Bryan Defares (born 14 June 1981) is a Dutch former basketball player. Defares was a member of the Dutch national basketball team from 2004 till 2012.

==College career==
While at Boise State University, DeFares reached the school’s 1,000 points club and is in the Top 10 in Games Played, Free Throws, Free Throw Attempts and Assists. Bryan also holds BSU’s Single Game Assists record with 13 assists vs. UNLV in 2004. DeFares helped lead the Broncos the 2004 NIT Sweet Sixteen.

==Professional career==
Professionally, Defares was named the Bosman Player of the Year while playing for Peristeri (Greece).

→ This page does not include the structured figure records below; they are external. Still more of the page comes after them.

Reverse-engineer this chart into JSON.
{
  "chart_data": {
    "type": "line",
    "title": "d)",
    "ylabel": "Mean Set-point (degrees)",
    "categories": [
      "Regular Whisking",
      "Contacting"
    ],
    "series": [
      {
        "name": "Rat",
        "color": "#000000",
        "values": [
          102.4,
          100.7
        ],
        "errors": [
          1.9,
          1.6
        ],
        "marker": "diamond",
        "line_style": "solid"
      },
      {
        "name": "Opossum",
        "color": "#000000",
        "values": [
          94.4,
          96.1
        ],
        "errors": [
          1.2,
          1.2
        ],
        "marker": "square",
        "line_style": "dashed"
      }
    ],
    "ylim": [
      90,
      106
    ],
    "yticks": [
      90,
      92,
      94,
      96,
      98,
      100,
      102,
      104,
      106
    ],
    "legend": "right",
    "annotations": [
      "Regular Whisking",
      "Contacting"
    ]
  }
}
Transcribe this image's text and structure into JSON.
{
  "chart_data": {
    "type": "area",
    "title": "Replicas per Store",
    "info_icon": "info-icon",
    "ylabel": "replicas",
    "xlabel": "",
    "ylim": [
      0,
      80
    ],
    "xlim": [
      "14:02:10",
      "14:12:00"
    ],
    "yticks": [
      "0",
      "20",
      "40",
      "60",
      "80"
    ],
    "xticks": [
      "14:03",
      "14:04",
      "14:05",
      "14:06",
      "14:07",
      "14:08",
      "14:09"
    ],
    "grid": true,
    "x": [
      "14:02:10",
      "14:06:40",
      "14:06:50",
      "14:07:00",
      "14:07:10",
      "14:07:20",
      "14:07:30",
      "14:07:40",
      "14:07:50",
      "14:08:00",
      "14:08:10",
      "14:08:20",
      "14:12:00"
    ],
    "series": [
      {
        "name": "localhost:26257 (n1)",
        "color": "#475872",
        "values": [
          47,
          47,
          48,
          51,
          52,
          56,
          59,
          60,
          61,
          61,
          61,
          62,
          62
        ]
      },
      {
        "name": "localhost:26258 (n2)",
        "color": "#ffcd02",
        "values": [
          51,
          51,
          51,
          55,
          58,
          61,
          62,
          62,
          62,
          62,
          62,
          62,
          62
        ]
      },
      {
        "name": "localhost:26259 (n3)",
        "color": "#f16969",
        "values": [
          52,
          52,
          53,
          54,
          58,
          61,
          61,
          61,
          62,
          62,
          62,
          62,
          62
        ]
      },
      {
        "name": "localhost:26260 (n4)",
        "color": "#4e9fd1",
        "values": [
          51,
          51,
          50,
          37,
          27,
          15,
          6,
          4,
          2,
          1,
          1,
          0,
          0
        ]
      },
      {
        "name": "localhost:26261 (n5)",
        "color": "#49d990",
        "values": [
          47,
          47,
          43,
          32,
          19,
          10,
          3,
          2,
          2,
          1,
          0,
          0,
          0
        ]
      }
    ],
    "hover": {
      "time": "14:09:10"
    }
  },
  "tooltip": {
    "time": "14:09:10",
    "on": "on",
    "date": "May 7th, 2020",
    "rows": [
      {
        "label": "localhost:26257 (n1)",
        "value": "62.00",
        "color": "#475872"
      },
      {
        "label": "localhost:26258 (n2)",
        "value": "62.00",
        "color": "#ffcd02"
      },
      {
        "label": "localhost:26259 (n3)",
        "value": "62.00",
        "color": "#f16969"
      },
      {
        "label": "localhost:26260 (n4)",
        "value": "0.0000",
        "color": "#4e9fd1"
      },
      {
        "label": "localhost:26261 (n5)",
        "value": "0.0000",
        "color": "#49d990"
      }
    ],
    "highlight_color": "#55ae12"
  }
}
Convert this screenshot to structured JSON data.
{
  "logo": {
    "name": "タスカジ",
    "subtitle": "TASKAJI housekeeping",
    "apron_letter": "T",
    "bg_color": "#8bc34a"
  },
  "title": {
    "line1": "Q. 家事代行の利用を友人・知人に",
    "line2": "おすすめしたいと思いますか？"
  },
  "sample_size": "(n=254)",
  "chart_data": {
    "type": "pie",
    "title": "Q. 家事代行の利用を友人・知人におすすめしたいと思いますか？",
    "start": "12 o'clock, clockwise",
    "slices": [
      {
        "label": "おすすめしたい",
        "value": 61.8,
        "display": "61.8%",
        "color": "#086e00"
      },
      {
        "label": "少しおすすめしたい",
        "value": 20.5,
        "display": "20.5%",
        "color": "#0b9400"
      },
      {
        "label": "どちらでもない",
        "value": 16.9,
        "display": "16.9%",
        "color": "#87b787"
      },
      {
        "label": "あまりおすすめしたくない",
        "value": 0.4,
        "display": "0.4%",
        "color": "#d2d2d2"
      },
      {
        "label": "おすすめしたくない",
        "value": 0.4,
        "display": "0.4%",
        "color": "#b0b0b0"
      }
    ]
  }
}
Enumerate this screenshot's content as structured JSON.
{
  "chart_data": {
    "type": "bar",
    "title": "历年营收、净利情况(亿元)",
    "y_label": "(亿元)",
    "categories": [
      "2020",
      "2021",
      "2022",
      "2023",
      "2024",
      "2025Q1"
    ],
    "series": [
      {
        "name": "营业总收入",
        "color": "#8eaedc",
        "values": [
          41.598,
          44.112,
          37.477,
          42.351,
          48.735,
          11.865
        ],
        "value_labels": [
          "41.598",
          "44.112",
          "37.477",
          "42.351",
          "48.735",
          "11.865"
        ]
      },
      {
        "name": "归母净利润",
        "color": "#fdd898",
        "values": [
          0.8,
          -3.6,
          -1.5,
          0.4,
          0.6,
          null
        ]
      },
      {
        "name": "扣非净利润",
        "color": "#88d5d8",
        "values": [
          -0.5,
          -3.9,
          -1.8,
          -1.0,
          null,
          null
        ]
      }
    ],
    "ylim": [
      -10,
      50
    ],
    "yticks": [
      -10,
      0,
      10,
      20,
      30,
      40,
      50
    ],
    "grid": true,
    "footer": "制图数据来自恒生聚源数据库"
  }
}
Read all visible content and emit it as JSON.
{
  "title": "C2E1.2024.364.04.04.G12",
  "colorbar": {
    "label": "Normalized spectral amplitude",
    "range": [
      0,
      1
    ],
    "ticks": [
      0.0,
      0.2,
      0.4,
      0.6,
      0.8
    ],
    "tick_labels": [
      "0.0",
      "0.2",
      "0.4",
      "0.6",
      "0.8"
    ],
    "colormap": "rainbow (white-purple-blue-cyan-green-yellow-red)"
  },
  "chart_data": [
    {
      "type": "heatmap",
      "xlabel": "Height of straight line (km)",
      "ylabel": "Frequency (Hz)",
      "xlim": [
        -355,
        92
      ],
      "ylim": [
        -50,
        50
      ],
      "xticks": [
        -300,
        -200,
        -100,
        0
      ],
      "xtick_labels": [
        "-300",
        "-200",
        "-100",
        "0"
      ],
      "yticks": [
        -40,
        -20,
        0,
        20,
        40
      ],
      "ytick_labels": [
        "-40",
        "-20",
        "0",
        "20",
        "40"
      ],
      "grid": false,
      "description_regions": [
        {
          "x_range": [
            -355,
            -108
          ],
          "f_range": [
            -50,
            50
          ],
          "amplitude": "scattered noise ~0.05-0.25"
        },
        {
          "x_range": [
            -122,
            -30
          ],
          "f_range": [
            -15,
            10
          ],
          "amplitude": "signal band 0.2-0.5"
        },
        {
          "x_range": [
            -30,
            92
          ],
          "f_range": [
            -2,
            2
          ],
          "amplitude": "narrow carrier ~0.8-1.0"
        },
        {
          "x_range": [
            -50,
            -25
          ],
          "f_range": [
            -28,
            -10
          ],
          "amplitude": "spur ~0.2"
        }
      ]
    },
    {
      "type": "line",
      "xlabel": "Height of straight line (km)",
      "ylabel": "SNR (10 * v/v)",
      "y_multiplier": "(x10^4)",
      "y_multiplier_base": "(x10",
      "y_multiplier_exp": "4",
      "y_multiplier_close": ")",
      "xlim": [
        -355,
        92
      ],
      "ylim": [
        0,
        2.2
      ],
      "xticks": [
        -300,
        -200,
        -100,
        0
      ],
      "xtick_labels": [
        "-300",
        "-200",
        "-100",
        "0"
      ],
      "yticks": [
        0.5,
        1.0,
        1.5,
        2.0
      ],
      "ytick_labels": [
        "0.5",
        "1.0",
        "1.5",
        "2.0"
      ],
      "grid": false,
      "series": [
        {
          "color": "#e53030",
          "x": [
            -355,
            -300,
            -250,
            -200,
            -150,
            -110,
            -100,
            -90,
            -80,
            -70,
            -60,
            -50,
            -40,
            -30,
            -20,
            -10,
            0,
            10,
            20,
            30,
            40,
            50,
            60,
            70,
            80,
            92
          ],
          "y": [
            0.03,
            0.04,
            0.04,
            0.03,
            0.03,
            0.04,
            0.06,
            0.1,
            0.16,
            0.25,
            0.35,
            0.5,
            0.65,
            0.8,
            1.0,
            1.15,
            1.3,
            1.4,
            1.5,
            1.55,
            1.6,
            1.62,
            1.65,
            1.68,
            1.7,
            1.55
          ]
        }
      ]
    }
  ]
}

Defares enjoyed an extensive playing career, beginning with his high school and AAU years. Defares helped lead Tamalpais High School (Mill Valley, California) to a California state championship in 2000. He played with Oakland (Slam-n-Jam) Soldiers in 1999-2000 for Coach Ken Carter, whom the 2005 MTV/Tollin-Robbins produced film Coach Carter, starring Samuel L. Jackson, was based.

==Present==
Currently, DeFares is an assistant basketball coach at Treasure Valley Community College in Ontario, Oregon. He received a BA in Social Science with a minor in Economics from Boise State University and is employed by the Boise School District.